Recent research shows that sticking to a Mediterranean diet could help older people avoid stroke and dementia .
The diet, which has great benefits for the heart and overall good health, has been proven to reduce strokes in the brain.
New evidence has suggested that such strokes can lower cognitive function in later years.
The Mediterranean diet heavily features fruits, vegetables, oily fish, olive oil and nuts, whilst omiting many meats and many fats used in English and American diets .
“The relationship between this type of brain damage and the Mediterranean diet was comparable with that of high blood pressure,” stated Dr. Nikolaos Scarmeas, a neurologist at Columbia University Medical Center, the study leader. “In this study, not eating a Mediterranean-like diet had about the same effect on the brain as having high blood pressure .”
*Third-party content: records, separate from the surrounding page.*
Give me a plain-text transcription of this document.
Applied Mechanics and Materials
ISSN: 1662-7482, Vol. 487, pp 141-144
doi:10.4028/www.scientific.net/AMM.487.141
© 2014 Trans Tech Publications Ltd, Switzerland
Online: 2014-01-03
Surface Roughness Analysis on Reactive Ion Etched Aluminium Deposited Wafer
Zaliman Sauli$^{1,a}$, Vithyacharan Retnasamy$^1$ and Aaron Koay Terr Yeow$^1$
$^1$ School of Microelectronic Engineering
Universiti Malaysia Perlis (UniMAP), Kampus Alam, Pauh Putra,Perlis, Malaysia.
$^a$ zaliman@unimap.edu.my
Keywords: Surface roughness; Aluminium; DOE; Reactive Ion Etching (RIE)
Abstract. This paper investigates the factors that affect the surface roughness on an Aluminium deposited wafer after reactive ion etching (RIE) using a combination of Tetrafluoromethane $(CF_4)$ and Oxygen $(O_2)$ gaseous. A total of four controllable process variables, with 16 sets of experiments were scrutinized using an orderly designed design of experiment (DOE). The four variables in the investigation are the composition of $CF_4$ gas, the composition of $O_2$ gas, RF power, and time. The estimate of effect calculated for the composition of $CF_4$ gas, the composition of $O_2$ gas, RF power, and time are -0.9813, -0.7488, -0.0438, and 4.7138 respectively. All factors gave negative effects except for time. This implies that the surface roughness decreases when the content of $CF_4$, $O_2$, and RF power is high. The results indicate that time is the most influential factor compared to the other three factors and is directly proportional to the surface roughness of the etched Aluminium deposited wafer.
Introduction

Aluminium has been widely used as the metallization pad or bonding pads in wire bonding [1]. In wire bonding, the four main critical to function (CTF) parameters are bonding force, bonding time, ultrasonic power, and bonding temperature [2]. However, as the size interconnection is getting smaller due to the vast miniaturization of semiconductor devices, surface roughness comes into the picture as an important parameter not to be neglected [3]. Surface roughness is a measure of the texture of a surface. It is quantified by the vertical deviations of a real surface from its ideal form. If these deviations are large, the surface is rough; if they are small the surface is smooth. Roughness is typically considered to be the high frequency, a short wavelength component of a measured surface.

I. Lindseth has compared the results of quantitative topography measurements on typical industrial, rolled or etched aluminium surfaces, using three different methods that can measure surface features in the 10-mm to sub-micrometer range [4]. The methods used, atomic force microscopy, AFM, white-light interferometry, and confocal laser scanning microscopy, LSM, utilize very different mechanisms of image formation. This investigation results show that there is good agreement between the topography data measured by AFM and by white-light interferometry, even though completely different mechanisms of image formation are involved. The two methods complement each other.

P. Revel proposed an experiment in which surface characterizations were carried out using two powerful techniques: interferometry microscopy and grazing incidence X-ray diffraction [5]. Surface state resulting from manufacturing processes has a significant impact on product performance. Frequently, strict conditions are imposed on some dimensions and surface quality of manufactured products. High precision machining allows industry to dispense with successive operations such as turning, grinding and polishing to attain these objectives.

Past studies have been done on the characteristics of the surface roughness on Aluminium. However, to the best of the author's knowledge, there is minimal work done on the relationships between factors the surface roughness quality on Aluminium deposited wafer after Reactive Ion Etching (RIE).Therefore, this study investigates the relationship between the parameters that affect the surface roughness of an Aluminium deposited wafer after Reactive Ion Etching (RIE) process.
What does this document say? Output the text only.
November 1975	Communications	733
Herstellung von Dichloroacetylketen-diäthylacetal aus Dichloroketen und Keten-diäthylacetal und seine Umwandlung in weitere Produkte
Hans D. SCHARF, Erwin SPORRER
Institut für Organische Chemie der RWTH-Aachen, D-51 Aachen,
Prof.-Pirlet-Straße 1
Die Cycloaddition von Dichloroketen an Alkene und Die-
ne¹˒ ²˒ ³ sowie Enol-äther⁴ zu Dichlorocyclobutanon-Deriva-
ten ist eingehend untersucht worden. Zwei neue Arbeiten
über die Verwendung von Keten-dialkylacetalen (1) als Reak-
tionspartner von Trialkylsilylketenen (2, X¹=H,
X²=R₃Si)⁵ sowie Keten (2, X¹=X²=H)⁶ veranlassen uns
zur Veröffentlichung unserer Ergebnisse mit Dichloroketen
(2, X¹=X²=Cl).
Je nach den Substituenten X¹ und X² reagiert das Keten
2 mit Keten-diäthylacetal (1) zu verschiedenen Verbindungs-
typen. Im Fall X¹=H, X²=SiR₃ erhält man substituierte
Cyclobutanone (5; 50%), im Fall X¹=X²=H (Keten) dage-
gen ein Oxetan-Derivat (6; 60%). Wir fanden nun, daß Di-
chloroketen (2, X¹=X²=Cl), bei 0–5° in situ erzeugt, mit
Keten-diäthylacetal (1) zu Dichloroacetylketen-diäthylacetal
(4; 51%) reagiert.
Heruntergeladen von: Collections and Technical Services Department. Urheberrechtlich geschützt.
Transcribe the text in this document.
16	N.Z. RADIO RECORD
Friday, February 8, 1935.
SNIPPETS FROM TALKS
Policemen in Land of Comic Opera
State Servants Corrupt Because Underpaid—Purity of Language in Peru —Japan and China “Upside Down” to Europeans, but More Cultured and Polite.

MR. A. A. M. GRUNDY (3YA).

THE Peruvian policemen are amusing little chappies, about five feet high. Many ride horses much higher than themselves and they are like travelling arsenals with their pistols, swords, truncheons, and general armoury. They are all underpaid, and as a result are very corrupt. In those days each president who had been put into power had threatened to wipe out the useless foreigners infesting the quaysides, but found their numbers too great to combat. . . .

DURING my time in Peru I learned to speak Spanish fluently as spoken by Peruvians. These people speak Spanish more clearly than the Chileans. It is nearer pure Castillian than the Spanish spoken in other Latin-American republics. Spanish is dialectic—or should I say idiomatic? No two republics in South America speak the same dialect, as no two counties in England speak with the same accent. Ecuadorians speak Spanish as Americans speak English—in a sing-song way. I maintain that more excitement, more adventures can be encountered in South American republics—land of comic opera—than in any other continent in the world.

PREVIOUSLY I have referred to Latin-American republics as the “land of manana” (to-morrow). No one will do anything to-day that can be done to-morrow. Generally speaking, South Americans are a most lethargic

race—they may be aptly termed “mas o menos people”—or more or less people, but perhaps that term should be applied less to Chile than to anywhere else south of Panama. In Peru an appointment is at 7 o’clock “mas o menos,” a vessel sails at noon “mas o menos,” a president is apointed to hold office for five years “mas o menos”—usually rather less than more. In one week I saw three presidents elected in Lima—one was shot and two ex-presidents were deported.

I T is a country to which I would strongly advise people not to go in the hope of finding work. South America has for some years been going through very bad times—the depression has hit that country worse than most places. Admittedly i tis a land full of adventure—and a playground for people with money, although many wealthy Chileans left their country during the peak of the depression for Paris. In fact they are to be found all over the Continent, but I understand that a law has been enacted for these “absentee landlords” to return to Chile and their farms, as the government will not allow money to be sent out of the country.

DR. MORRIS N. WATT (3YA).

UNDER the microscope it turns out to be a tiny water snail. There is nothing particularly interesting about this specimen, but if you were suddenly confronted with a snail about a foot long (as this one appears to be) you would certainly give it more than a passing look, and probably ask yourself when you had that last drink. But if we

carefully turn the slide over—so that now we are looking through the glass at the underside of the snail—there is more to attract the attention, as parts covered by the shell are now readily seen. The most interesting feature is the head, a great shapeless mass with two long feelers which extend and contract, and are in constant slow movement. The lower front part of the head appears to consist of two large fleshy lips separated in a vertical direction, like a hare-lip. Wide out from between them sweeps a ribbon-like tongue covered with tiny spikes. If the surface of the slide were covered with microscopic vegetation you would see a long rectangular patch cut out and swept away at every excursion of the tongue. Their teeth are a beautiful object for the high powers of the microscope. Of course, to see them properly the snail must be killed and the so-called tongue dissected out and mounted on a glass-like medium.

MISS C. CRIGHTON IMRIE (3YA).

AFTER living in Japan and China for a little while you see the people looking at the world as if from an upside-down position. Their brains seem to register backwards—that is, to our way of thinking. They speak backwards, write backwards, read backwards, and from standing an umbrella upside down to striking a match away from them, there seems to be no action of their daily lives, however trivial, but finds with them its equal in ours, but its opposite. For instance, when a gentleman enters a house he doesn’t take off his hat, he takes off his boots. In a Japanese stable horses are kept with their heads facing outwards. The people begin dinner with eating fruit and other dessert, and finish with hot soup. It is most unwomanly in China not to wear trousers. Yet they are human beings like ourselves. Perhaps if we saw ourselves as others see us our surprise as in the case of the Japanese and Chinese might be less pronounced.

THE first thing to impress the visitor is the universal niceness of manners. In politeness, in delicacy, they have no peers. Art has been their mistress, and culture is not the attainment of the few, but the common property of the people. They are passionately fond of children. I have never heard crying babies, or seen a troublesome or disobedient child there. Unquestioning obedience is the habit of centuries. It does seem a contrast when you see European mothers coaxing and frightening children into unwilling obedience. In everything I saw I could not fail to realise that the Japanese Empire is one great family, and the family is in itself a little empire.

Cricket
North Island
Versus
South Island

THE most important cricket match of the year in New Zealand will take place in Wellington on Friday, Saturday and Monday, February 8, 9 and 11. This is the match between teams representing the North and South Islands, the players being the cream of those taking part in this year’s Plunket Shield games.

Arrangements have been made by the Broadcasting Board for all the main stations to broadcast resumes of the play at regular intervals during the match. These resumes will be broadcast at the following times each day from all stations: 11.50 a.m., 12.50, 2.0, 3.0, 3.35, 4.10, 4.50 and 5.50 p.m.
The study involved 712 participants; they were divided into three groups based on how rigidly they stuck to the Mediterranean diet. Researchers did a brain scan to see the infarcts, strokes in the brain that may not show symptoms in the person, which had occurred.
Patients who adhered to the Mediterranean diet at a moderate level had their risk of an infarct lowered by 21 percent and those who stuck to the diet strictly saw their risk for an infarct decrease by 36 percent.
Scarmeas said that given that the results of the study were promising, researchers cannot still be sure that the Mediterranean diet itself is responsible for the reduction in strokes, as the study was not a clinical trial.